National News

Ukrainian Brothers’ Music Calls For Peace in War-Torn Country

Scythian performs at the Appaloosa Festival in Alexandria, Virginia. (Photos: Courtesy of Scythian)

When the Knights of Columbus held an awards ceremony on the eve of its recent 141st Supreme Convention, guests were treated to a performance by the Celtic folk band Scythian. 

The world-renowned group is fronted by two brothers, Alexander and Danylo Fedoryka, the sons of Ukrainian immigrant parents. Both brothers sing and write songs, with Alex playing fiddle, mandolin, and bass, and Dan on rhythm guitar and accordion, along with band members Ethan Dean on electric and upright bass and Johnny Rees on drums. 

Their current mission is to help raise awareness about the war in Ukraine by using their music to help instill their message for peace and unity. 

Alex and Dan are among 10 children in the Fedoryka family, with many performing alongside them in concert and on videos and albums. Their mother, Irene, was a Juilliard-trained concert pianist, who gave up performing to raise a family but not before teaching her kids all the instruments they would ultimately excel at. 

Inspired by their mother, they originally performed classical music as a family band at churches, nursing homes, and Rotary clubs, which ultimately led to a performance at the Kennedy Center as kids at the Wolf Trap Children’s Festival. According to Dan, it was during college that he and his brother discovered folk music. 

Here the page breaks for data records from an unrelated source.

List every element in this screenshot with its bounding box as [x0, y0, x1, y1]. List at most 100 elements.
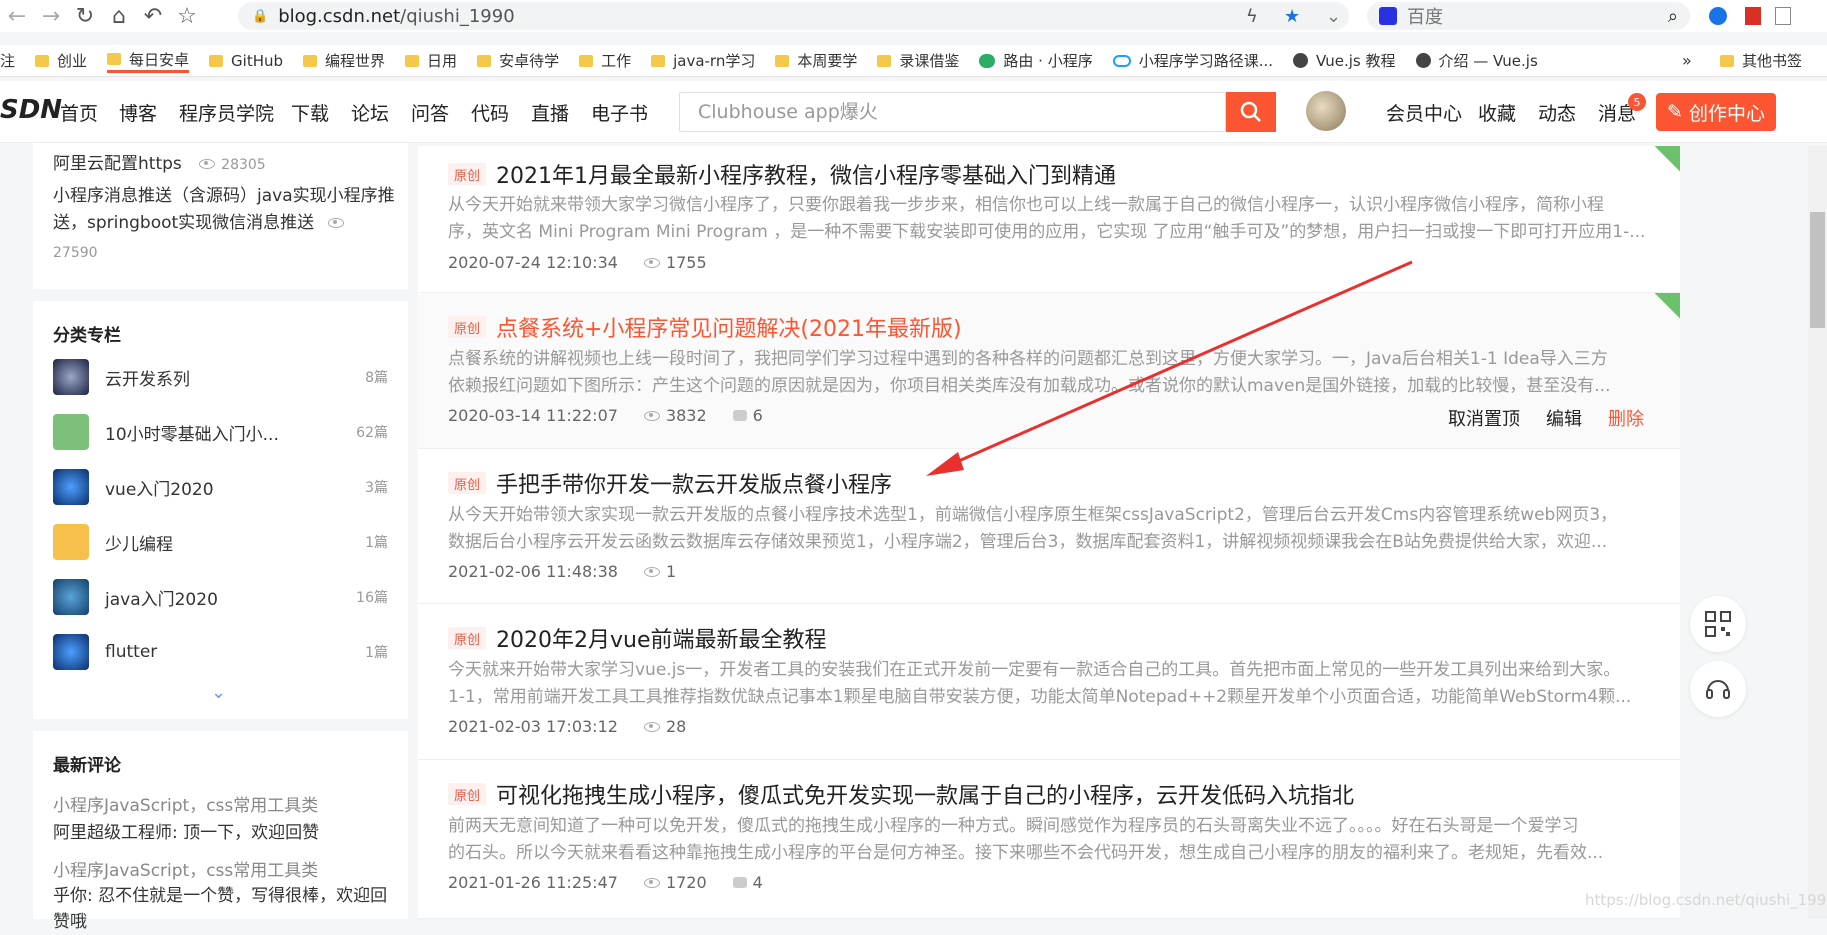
bookmark-item[interactable]: Vue.js 教程: [1293, 50, 1396, 71]
pdf-icon[interactable]: [1745, 7, 1761, 25]
bookmarks-bar: 注 创业 每日安卓 GitHub 编程世界 日用 安卓待学 工作 java-rn…: [0, 45, 1827, 77]
site-logo[interactable]: SDN: [0, 95, 62, 125]
article-item[interactable]: 原创 可视化拖拽生成小程序，傻瓜式免开发实现一款属于自己的小程序，云开发低码入坑…: [418, 760, 1680, 919]
bookmark-star-icon[interactable]: ☆: [170, 0, 204, 32]
bookmark-item[interactable]: 创业: [35, 50, 87, 71]
nav-code[interactable]: 代码: [471, 99, 509, 126]
category-icon: [53, 414, 89, 450]
view-count: 1720: [665, 873, 707, 892]
article-date: 2021-01-26 11:25:47: [448, 873, 618, 892]
category-count: 8篇: [365, 370, 388, 386]
create-center-button[interactable]: ✎ 创作中心: [1656, 93, 1776, 131]
bookmark-cut[interactable]: 注: [0, 50, 15, 71]
hot-article-item[interactable]: 阿里云配置https 28305: [53, 149, 266, 174]
search-engine-box[interactable]: 百度 ⌕: [1367, 2, 1690, 30]
bookmark-item[interactable]: 路由 · 小程序: [979, 50, 1093, 71]
forward-icon[interactable]: →: [34, 0, 68, 32]
delete-button[interactable]: 删除: [1608, 405, 1644, 431]
category-item[interactable]: flutter 1篇: [53, 633, 388, 671]
undo-icon[interactable]: ↶: [136, 0, 170, 32]
article-date: 2020-07-24 12:10:34: [448, 253, 618, 272]
bookmark-label: 工作: [601, 52, 632, 70]
eye-icon: [199, 159, 216, 169]
search-button[interactable]: [1226, 92, 1276, 132]
hot-article-title: 阿里云配置https: [53, 154, 182, 174]
nav-qa[interactable]: 问答: [411, 99, 449, 126]
article-title[interactable]: 手把手带你开发一款云开发版点餐小程序: [496, 467, 892, 499]
view-count: 1: [665, 562, 677, 581]
bookmark-item[interactable]: GitHub: [209, 52, 283, 70]
bookmarks-more-button[interactable]: »: [1682, 51, 1692, 70]
home-icon[interactable]: ⌂: [102, 0, 136, 32]
category-item[interactable]: 少儿编程 1篇: [53, 523, 388, 561]
unpin-button[interactable]: 取消置顶: [1448, 405, 1520, 431]
article-item[interactable]: 原创 手把手带你开发一款云开发版点餐小程序 从今天开始带领大家实现一款云开发版的…: [418, 449, 1680, 604]
nav-ebook[interactable]: 电子书: [591, 99, 648, 126]
address-bar[interactable]: 🔒 blog.csdn.net/qiushi_1990 ϟ ★ ⌄: [238, 2, 1349, 30]
nav-home[interactable]: 首页: [60, 99, 98, 126]
document-icon[interactable]: [1775, 7, 1791, 25]
bookmark-item[interactable]: 安卓待学: [477, 50, 559, 71]
article-desc: 依赖报红问题如下图所示：产生这个问题的原因就是因为，你项目相关类库没有加载成功。…: [448, 376, 1611, 396]
article-item[interactable]: 原创 点餐系统+小程序常见问题解决(2021年最新版) 点餐系统的讲解视频也上线…: [418, 293, 1680, 449]
bookmark-item[interactable]: 小程序学习路径课...: [1112, 50, 1273, 71]
nav-activity[interactable]: 动态: [1538, 99, 1576, 126]
comment-icon: [732, 410, 747, 421]
eye-icon: [643, 566, 660, 577]
article-title[interactable]: 2021年1月最全最新小程序教程，微信小程序零基础入门到精通: [496, 158, 1116, 190]
bookmark-item[interactable]: 本周要学: [775, 50, 857, 71]
nav-forum[interactable]: 论坛: [351, 99, 389, 126]
eye-icon: [643, 721, 660, 732]
bookmark-item[interactable]: 介绍 — Vue.js: [1415, 50, 1538, 71]
pen-icon: ✎: [1667, 101, 1683, 123]
chevron-down-icon[interactable]: ⌄: [211, 682, 226, 703]
chevron-down-icon[interactable]: ⌄: [1326, 6, 1341, 27]
view-count: 3832: [665, 406, 707, 425]
category-item[interactable]: vue入门2020 3篇: [53, 468, 388, 506]
reload-icon[interactable]: ↻: [68, 0, 102, 32]
article-date: 2021-02-06 11:48:38: [448, 562, 618, 581]
article-desc: 今天就来开始带大家学习vue.js一，开发者工具的安装我们在正式开发前一定要有一…: [448, 660, 1621, 680]
bookmark-item[interactable]: 每日安卓: [107, 49, 190, 73]
edit-button[interactable]: 编辑: [1546, 405, 1582, 431]
comment-article-link[interactable]: 小程序JavaScript，css常用工具类: [53, 856, 318, 881]
other-bookmarks[interactable]: 其他书签: [1720, 50, 1802, 71]
lightning-icon[interactable]: ϟ: [1246, 6, 1258, 27]
category-name: 少儿编程: [105, 534, 173, 555]
search-icon[interactable]: ⌕: [1668, 6, 1678, 27]
category-item[interactable]: 10小时零基础入门小... 62篇: [53, 413, 388, 451]
article-date: 2021-02-03 17:03:12: [448, 717, 618, 736]
scrollbar-thumb[interactable]: [1810, 212, 1825, 328]
extension-icon[interactable]: [1709, 7, 1727, 25]
lock-icon: 🔒: [252, 8, 269, 24]
bookmark-item[interactable]: 日用: [405, 50, 457, 71]
bookmark-item[interactable]: 工作: [579, 50, 631, 71]
nav-download[interactable]: 下载: [291, 99, 329, 126]
eye-icon: [643, 410, 660, 421]
nav-member-center[interactable]: 会员中心: [1386, 99, 1462, 126]
nav-live[interactable]: 直播: [531, 99, 569, 126]
bookmark-item[interactable]: java-rn学习: [651, 50, 755, 71]
avatar[interactable]: [1306, 91, 1346, 131]
comment-article-link[interactable]: 小程序JavaScript，css常用工具类: [53, 791, 318, 816]
article-item[interactable]: 原创 2020年2月vue前端最新最全教程 今天就来开始带大家学习vue.js一…: [418, 604, 1680, 760]
nav-academy[interactable]: 程序员学院: [179, 99, 274, 126]
star-filled-icon[interactable]: ★: [1284, 6, 1300, 27]
category-item[interactable]: 云开发系列 8篇: [53, 358, 388, 396]
hot-article-item[interactable]: 小程序消息推送（含源码）java实现小程序推送，springboot实现微信消息…: [53, 183, 398, 237]
nav-favorites[interactable]: 收藏: [1478, 99, 1516, 126]
bookmark-item[interactable]: 编程世界: [303, 50, 385, 71]
article-meta: 2021-01-26 11:25:47 1720 4: [448, 873, 763, 892]
category-item[interactable]: java入门2020 16篇: [53, 578, 388, 616]
site-search-input[interactable]: Clubhouse app爆火: [679, 92, 1226, 132]
article-title[interactable]: 2020年2月vue前端最新最全教程: [496, 622, 826, 654]
bookmark-label: GitHub: [231, 51, 284, 70]
customer-service-button[interactable]: [1690, 661, 1746, 717]
bookmark-item[interactable]: 录课借鉴: [877, 50, 959, 71]
article-title[interactable]: 点餐系统+小程序常见问题解决(2021年最新版): [496, 311, 962, 343]
qrcode-button[interactable]: [1690, 596, 1746, 652]
back-icon[interactable]: ←: [0, 0, 34, 32]
article-item[interactable]: 原创 2021年1月最全最新小程序教程，微信小程序零基础入门到精通 从今天开始就…: [418, 146, 1680, 293]
article-title[interactable]: 可视化拖拽生成小程序，傻瓜式免开发实现一款属于自己的小程序，云开发低码入坑指北: [496, 778, 1354, 810]
nav-blog[interactable]: 博客: [119, 99, 157, 126]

“My brother Alex has been a bass violinist since he was three years old, when one night he heard Irish hill music and was mesmerized by it. He said, ‘I want to do that,’ and he started learning as much as he could about it,” explained Dan. “I just taught myself guitar at the time and he promised me that if I would learn how to back him up that we would get to see the world together.” 

The brothers, who grew up in the Shenandoah Valley, eventually entered the seminary at the Archdiocese of Philadelphia Ukrainian Church, and began playing music on the weekends. Their love of Celtic music started with street performances in their hometown of Alexandria, Virginia. The positive response garnered them hundreds of fans on social media who began to follow them from show to show. 

Dan Fedoryka plays guitar while brother Alex plays fiddle at the annual meeting of the Knights of Columbus.

That’s when they formed their current band with Dean and Rees, and started performing in Irish pubs, where over 300 people would come to see and hear them. So 18 years ago, they all decided to quit their jobs on the same day and devote their full attention to performing their unique brand of Ukrainian, Irish, country, folk, and bluegrass music. 

Dan calls himself and his brother “happily Catholic” and recalls, “It’s been a wild ride. We started out as street performers and ultimately closed out the main stage after Pope Benedict. We played for the president on St. Patrick’s Day at the Speaker of the House luncheon, and now we’re headlining our current tour.” 

Dan says their parents escaped from Ukraine when the Iron Curtain came down in 1989. 

“As a result of what our family endured, we grew up with deep gratitude for our faith,” he explained. “My mother always prayed her devotions to the holy face of Jesus and Our Lady of Fatima. She prayed the rosary every day. We were very poor growing up so we all prayed, and God always answered our prayers.” 

While Irene stayed at home to care for the children, their father, Damian, worked double shifts on paper routes in the morning and then would go to Christendom College in Front Royal, Virginia, where he was a professor. 

Irene Fedoryka died of cancer 13 years ago, but not before she impressed upon her children the beauty of music. “She always taught us that music was a gift that was given to us to make people happy,” Dan recalled. 

He explained that he and Alex reasoned that pop music was of the moment, and what they wanted to create were songs with a transcendent quality. “Our intention is to just let people lay aside their inhibitions for a while and let themselves enjoy the music we perform at our shows. We want to see everyone up and dancing and having a wonderful time together,” he added. 

“People continue to follow us. They tell us that we’re like the Grateful Dead but without drugs,” laughed Dan. “And there certainly is a high when the show is done, but it’s a high of joy.” 

Scythian has released 16 albums, with their most recent being last year’s critically acclaimed “Christmas Out at Sea,” their very first Christmas collection. 

The brothers have written a number of memorable songs, including “Galway City on a Saturday Night,” “Virginia,” “Lament of the Coal Miner’s Wife,” and “The Flight.” 

As far as the war in Ukraine, Dan admits that it has been a struggle for his family to endure. “The only thing that can stop this is prayer, and I really believe that prayer is more powerful than tanks and guns,” he said. 

“That’s the question that every Catholic has to ask themselves,” he added. “Our hope is to keep the culture alive.